Amazon Redshift Software Updates Improve Query Speed by 2.4x
At Periscope Data, we support data teams by helping them and their line-of-business partners manage the entire analytics process. From ingestion and storage, to modeling and analysis, through to visualization and reporting. We manage thousands of Redshift nodes across hundreds of Redshift clusters so our customers can run tens of millions of analytics queries each day. One of the best ways to help our customers be more successful is to enable them to run even more queries each day, and the latest update from Redshift does just that.
Last year, we compared Redshift’s dc1 nodes to their newer dc2 nodes and saw a 5x increase in query speed on the new hardware. But performance is more than just hardware; the software that runs on top of the hardware is as important as the hardware itself. To that end, Amazon has continued to release software updates to improve performance on Redshift — so we ran a test to quantify the level of improvement.
For the test, we used two clusters: one was a 2-node dc2.large cluster with the latest software, the other was the same hardware with software from 6 months ago (courtesy of the Redshift team).

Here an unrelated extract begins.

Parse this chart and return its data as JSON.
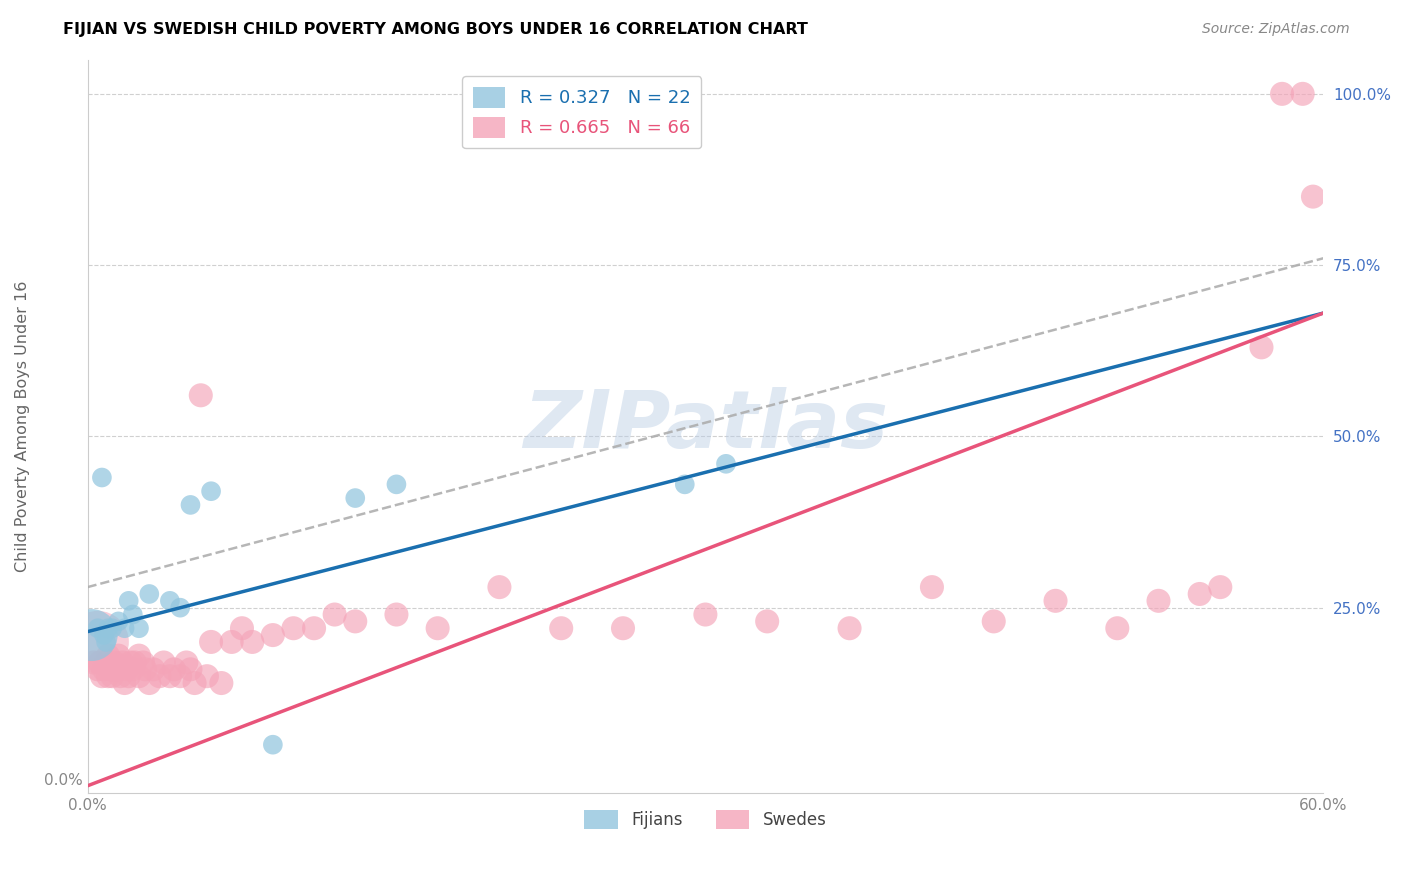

We copied one of Periscope Data’s existing datasets to both clusters and sampled the past week's queries from the STL_QUERY table as our test set, to simulate a week’s worth of queries. In total, we ran approximately 6,000 queries on each cluster. To ensure we were recreating a real-world scenario, we used queries which varied in nature — some included joins, some used aggregate functions and some were simply selecting all data in a table.
We measured the average query time on both clusters at 5-minute intervals. Here’s what we saw:
The current Redshift software performed significantly better than the older software — query times were more consistent and subject to fewer spikes (both in volume and magnitude) than the older software. If we look at the average query time for each cluster, we found this performance boost:
The set of queries run on the older software took an average of 22 seconds per query, whereas the same set of queries on the current software took an average of 9 seconds per query — equating to a 2.4x increase in average performance.
When we looked at the distribution of query times, we also noticed a higher volume of queries being returned sub-second on the current software than on the older software:
The current software also showed a tighter distribution of query times overall. To visualize this, we use a box plot which identifies the 25th, 50th and 75th percentiles of our query times as a box with any outlying query times denoted as points:
Even though the 25th, 50th and 75th percentile query times were about the same, the newer software experienced a significantly lower maximum query time than its older counterpart. We visualized the 50th, 75th, 90th, 95th and 99th percentiles to illustrate this difference:
This tells us that the top 5% longest-running queries experience improvements of 2.5x on the latest software — and queries in the top 1% nearly doubled that at 4.6x.
We compared Redshift’s latest software to its software from 6 months ago and found the latest software improved average query speed by 2.4x, which we attribute to a more consistent query experience with fewer spikes in query time.
Without changing anything, Redshift customers can now run 2.4x more analyses per day. We’re happy to see the Redshift team continue to improve and iterate on the product because it means spending less time running queries and more time analyzing critical business questions to make decisions.